Roberto Sebastiàn Matta (1911-2002) was one of Chile's best-known painters and an influential figure in the Abstract Expressionism and Surrealism art movement.

He was of Spanish, Basque and French descent. Born in Santiago, Matta was studying architecture and interior design at the Pontificia Universidad Católica de Chile in Santiago, and graduated in 1935. His travels through Europe and the USA led him to meet artists such as Arshile Gorky, René Magritte, Salvador Dalí, André Breton and Le Corbusier. During that time, he joined the Surrealism art movement, which had a profoundly influence on his work.

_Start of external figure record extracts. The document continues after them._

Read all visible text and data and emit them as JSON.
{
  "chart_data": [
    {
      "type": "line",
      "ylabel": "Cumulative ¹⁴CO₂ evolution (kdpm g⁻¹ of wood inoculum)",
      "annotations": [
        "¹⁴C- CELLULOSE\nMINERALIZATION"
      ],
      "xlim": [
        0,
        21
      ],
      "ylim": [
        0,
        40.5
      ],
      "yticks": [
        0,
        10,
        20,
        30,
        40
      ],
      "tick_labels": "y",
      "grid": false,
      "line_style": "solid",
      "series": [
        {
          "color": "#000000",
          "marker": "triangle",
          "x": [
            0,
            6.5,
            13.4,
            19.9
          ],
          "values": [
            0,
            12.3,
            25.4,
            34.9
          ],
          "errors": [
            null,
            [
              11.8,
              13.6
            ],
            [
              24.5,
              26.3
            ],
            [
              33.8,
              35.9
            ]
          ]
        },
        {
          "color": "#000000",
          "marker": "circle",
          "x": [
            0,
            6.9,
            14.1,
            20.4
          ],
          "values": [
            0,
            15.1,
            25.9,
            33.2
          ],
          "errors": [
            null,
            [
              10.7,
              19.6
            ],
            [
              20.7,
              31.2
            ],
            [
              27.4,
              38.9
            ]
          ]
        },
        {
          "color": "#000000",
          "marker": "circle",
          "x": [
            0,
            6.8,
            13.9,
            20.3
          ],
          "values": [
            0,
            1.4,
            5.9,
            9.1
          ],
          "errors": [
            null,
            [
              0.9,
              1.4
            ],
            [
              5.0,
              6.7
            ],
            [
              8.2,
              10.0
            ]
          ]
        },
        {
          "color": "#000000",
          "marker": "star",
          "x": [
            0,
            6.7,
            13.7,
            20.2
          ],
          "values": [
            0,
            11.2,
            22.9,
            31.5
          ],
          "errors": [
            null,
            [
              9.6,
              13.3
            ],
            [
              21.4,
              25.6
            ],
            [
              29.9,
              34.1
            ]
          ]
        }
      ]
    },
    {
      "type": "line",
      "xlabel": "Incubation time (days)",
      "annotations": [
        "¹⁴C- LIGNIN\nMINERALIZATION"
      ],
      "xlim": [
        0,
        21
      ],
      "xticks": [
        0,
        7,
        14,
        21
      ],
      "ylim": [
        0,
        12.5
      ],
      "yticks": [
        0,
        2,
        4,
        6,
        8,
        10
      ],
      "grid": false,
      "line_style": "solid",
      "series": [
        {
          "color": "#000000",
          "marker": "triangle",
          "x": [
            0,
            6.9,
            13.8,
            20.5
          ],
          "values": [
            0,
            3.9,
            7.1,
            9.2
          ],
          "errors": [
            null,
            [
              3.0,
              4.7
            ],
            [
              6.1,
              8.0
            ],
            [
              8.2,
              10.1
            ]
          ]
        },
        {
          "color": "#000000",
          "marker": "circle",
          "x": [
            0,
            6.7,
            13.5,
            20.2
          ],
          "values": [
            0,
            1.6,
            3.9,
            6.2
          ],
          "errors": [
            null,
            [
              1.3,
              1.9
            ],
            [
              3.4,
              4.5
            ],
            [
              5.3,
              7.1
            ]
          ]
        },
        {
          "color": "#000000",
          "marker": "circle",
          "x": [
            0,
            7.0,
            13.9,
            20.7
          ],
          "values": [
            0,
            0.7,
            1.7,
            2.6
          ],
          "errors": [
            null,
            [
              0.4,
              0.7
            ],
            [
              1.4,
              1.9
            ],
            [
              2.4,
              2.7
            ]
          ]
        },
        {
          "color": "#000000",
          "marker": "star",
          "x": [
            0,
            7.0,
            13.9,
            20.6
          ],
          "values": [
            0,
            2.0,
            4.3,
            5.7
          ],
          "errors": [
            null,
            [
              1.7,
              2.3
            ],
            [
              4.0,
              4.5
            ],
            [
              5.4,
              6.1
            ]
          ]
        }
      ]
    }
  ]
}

In 1992, Giuliano Briganti, an Italian historian of art, wrote, that Matta was convinced that "(…)art is something that should help you to become somebody else, it should push you to change yourself". The artist understands this need, our burning desire to change ourselves, but he or she doesn’t give us any hints how to do it, instead, raises questions, which are perceived by each of us differently.

Works of Sebastiàn Matta were displayed in most important galleries in the world, from New York to Boston, from Berlin to Stockholm. In the early seventies, his paintings were part of the exhibition ‘For Chile’, displayed in many countries all over the world. The exhibition was an important answer of Chilean artists to the dictatorship in the country of Matta’s origin.

When Matta was in his thirties, he moved to Paris. Later, he was also living in Italy, in Civitavecchia, where he died in 2002.